Common knowledge has always been an intuition that people rarely delve deeper into. It is almost a mutual consensus that nobody talks about; an assumption that some knowledge should be understood by everyone. This is formed by the telling of information to everyone in this group at some time when they were growing up, cultivated by experience and cultural background. But what if we told everyone a piece of information simultaneously?

The Green Eyed Logic Puzzle by Ted-ed discussed the significance and power of common knowledge. The audience are asked to free 100 prisoners from an island using only one sentence that does not contain any new information. All prisoners grew up on the island, cannot communicate with each other, cannot see their reflections, and all had green eyes. The island had a peculiar rule: a prisoner can ask to leave everynight, but only prisoners with green eyes will be permitted to escape, whilst all others will be tossed in the volcano. All the prisoners want to leave, but will never take action unless they are certain that they have green eyes.The answer is to tell them: “at least one of you have green eyes”. The key to this answer is that now, all 100 prisoners will start keeping track of everyone’s eye color, and knows at others are doing the same. Imagin 2 prisoners, A and B. If A had green eyes and B had non-green eyes, A would know that she was the only green eyed prisoner, and would leave on the 1st night. But if both had green eyes, then they couldn’t be sure if the other was the only one, and each would stay put on the first night. But on the next day, the fact that the other did not leave, meant that they each saw a green eyed person, meaning both had green eyes. They would then both leave on the 2nd night. This logic applies to all 100 prisoners, and they would all leave on the 100th night.
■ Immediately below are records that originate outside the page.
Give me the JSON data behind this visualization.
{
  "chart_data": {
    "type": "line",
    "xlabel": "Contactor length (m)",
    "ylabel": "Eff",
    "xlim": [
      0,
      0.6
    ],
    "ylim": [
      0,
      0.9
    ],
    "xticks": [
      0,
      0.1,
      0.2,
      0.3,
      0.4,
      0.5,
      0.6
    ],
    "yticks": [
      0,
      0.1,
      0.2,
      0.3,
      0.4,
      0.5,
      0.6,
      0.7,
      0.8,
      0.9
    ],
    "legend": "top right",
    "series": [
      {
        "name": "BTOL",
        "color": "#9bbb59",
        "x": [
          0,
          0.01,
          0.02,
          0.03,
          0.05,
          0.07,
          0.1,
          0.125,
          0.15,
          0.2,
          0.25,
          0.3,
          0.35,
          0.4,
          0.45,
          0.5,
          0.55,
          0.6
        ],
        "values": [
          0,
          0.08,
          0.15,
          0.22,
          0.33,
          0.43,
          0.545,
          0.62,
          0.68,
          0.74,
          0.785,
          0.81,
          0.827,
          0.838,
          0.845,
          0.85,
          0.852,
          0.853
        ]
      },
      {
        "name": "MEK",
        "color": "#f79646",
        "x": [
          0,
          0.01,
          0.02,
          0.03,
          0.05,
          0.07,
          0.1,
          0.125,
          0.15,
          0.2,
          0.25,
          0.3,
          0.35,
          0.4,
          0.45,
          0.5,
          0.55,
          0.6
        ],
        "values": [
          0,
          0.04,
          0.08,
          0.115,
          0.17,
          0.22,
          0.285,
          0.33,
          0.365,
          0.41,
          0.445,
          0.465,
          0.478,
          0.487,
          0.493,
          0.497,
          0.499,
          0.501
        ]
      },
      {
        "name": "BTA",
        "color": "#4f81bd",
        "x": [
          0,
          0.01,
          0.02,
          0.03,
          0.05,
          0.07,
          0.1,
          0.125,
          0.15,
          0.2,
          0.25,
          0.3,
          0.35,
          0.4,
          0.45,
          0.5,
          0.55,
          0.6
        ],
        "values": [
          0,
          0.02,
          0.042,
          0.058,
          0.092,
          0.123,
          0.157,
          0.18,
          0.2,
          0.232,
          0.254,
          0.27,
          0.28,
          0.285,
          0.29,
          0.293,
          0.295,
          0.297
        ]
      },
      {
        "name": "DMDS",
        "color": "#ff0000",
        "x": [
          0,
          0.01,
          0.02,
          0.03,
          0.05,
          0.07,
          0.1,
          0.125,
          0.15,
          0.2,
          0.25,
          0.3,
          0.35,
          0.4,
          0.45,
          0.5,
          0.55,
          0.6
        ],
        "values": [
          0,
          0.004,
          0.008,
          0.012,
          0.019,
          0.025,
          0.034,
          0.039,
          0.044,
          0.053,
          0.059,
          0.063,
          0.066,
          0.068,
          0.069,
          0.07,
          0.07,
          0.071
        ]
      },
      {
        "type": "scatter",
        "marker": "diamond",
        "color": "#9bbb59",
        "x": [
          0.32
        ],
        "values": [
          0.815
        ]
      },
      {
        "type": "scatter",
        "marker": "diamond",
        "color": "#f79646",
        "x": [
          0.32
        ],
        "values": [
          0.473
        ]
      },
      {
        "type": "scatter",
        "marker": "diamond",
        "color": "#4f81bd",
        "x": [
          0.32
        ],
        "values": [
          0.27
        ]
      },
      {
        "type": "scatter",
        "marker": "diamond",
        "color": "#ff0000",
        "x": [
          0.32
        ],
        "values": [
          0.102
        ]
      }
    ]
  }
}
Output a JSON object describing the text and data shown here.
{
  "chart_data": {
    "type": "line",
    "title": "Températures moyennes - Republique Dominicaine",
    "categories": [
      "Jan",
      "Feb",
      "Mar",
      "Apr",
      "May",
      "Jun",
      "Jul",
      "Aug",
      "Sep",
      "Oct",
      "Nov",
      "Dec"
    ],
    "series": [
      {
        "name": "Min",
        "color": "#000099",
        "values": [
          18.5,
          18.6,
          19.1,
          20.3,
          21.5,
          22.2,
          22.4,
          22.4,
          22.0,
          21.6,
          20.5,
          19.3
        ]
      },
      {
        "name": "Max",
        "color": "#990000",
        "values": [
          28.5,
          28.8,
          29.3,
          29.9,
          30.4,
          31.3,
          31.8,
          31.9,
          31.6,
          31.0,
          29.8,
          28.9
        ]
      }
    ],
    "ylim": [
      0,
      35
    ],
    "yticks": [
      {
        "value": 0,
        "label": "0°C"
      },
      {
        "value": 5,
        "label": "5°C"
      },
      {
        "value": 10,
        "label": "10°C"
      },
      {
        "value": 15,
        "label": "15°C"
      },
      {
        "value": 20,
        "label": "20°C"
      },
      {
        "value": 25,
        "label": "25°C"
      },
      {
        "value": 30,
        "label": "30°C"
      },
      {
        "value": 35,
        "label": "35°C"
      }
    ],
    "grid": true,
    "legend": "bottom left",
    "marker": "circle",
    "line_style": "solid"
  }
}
This problem is very similar to the common knowledge problem in Chapter 19, where A, B and C will only take collective action if they are certain that the number of people willing to go exceeds their threshold. The only way to be sure, is to also know the threshold number for their neighbors, and see if the number of neighbors they each have equals the threshold number -1 (excluding themselves). Without this precondition fulfilled, participants are not certain enough that their collective action will be backed up and effective, and thus they will not go. The interesting thing about common knowledge is that it is intuitive: everyone is watching each other and everyone knows this without needing collaborative agreement.